The bronze "Artemision Jockey" (140 B.C.) was recovered from a shipwreck off Euboea Island in the 1920s and '30s and pieced back together in 1971. A museum sign says simply that "an American lady" helped pay for its restoration. Details at 10, I suppose.
Not a lot was known about Greek antiquity until 150 years ago. The museum's collection springs primarily from two major excavations in the late 1800s. Heinrich Schliemann excavated Mycenae and Tiryns. Christos Tsountas explored the Cyclade islands and Thessaly, uncovering the first Greek civilzations, the Neolithic and the Cycladic. Before then, Greek prehistory had no timeline, no classifications. Rounding out the museum's holdings are discoveries made in the early 20th century and items confiscated as recently as 1997 from looters, traffickers and associated lowlifes.
These exotic objects from a Mycenae grave circle about 75 miles southwest of Athens may be the oldest things I have ever seen in person. That's a genuine ostrich egg with little applied dolphins that somebody used as a drinking vessel in 16th century B.C. That's some 3,500 years ago ― before Confucious, before coins, before the number zero.
The Iron Age had not begun, but the Myceneans had a way with gold, making death masks like this.
A wall painting from the Acropolis of Mycenae from the 15th century B.C.
This striking storage jar showing an octopus in a tangle of seaweed deservedly has its own Wikipedia entry . Just reproduce it and take my money already.
The museum has a huge collection of statues, mostly of the funerary kind. Everyone looks sad because, you know, death. Even statues in a "highly fragmented state of preservation" are lovingly displayed and exhaustively described.
This grave monument is particularly heartbreaking. Known as "The Stele of Farewell" (350-325 B.C.), it shows a sitting person (dead) extending their right hand to a relative in a goodbye handclasp that is a repeated motif in the fourth century B.C. The standing woman appears to say something like "Time's up. We'll miss you." That's how I view it, anyway. Cemetery sculptures like this were considered so large and emotionally overblown that they were actually banned in 317 B.C. Boy, did I see a lot of modern-day variations in Budapest's Kerespesi Temeto cemetery.

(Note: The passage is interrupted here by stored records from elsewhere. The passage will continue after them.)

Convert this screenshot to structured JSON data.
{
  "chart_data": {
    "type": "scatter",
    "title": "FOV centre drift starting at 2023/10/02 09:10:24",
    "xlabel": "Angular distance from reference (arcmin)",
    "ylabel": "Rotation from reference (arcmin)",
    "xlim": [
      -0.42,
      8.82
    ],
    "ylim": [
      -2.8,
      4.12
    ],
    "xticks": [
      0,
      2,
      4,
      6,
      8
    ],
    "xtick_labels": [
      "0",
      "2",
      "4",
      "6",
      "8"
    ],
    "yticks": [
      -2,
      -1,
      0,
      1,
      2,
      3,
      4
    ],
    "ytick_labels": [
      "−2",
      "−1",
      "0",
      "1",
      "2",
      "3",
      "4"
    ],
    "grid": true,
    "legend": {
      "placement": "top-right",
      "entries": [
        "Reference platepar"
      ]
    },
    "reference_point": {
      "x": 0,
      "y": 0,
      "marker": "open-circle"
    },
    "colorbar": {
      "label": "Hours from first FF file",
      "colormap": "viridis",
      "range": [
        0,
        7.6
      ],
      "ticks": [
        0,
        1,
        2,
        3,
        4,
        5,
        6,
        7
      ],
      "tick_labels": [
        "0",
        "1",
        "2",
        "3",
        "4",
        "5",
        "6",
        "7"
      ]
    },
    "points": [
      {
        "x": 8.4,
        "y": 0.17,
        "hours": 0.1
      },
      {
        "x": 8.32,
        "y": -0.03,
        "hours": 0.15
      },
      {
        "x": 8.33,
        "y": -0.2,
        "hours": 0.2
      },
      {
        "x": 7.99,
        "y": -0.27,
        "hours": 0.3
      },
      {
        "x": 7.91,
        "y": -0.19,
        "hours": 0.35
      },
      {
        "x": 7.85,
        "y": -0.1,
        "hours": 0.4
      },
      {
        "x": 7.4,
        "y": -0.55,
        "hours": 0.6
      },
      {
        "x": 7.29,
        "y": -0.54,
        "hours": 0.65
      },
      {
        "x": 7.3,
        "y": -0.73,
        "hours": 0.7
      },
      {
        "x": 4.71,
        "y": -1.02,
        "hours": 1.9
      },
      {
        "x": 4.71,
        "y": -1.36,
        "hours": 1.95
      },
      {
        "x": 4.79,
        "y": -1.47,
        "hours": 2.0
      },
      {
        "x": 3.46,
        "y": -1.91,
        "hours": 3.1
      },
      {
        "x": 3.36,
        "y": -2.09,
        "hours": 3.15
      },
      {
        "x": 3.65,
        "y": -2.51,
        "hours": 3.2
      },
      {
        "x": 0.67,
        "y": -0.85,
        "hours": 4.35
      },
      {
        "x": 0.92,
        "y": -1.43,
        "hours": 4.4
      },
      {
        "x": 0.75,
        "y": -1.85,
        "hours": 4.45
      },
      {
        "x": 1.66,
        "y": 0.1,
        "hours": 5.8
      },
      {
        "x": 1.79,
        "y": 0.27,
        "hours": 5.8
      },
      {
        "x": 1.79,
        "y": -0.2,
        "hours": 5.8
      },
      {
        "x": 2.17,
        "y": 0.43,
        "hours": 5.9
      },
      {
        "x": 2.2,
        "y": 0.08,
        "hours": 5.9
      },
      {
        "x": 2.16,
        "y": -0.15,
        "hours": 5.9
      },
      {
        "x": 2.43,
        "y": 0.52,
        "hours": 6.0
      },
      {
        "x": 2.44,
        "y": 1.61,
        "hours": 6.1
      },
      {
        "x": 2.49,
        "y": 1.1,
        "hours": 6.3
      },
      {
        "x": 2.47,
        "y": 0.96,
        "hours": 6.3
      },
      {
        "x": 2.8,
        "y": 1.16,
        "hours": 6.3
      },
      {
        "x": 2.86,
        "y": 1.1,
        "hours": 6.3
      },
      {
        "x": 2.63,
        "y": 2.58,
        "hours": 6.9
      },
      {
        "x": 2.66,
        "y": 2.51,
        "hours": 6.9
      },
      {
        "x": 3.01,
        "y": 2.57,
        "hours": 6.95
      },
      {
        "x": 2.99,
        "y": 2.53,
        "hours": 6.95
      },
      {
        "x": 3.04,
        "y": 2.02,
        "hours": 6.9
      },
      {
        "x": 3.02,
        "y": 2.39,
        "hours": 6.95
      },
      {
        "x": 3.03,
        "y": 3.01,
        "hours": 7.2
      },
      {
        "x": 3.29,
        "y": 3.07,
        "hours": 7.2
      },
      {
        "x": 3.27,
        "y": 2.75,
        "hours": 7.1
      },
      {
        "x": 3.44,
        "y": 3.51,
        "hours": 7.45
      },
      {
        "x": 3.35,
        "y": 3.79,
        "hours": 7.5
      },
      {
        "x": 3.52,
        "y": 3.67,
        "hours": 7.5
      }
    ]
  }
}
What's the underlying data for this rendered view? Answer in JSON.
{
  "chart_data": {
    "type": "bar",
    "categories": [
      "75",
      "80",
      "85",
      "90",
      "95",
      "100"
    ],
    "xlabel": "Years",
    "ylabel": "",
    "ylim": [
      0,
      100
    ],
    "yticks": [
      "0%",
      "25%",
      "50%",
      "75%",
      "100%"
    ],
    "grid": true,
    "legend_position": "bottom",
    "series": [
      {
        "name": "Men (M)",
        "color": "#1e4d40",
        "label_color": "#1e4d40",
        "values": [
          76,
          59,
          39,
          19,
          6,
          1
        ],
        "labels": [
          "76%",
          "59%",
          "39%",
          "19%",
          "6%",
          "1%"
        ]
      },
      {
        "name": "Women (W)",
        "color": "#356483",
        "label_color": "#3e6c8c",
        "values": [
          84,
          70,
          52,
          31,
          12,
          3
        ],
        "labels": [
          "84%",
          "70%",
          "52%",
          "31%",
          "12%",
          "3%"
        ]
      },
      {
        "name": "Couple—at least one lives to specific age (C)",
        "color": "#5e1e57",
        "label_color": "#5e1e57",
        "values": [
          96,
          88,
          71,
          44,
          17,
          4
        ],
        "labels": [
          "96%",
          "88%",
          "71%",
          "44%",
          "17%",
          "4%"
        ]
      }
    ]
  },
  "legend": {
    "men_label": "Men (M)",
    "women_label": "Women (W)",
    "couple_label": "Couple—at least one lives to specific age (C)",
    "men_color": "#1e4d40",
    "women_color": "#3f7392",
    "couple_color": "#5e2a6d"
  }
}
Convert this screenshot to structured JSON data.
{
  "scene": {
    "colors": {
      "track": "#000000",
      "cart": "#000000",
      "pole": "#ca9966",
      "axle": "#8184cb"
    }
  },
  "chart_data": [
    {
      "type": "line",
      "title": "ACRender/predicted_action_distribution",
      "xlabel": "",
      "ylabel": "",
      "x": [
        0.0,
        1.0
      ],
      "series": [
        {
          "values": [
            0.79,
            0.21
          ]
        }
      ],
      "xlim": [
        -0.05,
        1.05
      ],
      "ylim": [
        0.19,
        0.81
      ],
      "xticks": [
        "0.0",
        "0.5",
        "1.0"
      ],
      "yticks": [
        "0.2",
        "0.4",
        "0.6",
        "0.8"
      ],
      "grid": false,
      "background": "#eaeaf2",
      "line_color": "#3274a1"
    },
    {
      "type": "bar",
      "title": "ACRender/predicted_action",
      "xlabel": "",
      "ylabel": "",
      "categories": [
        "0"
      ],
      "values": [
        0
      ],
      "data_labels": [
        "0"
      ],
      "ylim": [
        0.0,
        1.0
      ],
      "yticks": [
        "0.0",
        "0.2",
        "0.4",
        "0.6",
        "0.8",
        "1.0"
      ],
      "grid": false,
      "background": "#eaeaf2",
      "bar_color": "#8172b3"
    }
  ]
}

The 3-minute walk below takes us through funerary and other statues from the 4th century B.C. through the Late Classical period (more fluid, expressive gestures), right up to the cusp of the Roman period. At 1:31 you can see the "Antikythira Youth," discovered by sponge divers in 1900. Looks like he's waving to the gallery like my son does after deliberately hitting a spectator in "Tiger Woods PGA Tour 12: The Masters." The video also gives you an idea of why the offseason of November is a great time to visit Athens. There are tourists here and there, sure, but I can't imagine what a sweaty mess this city and these halls must be like in the summertime.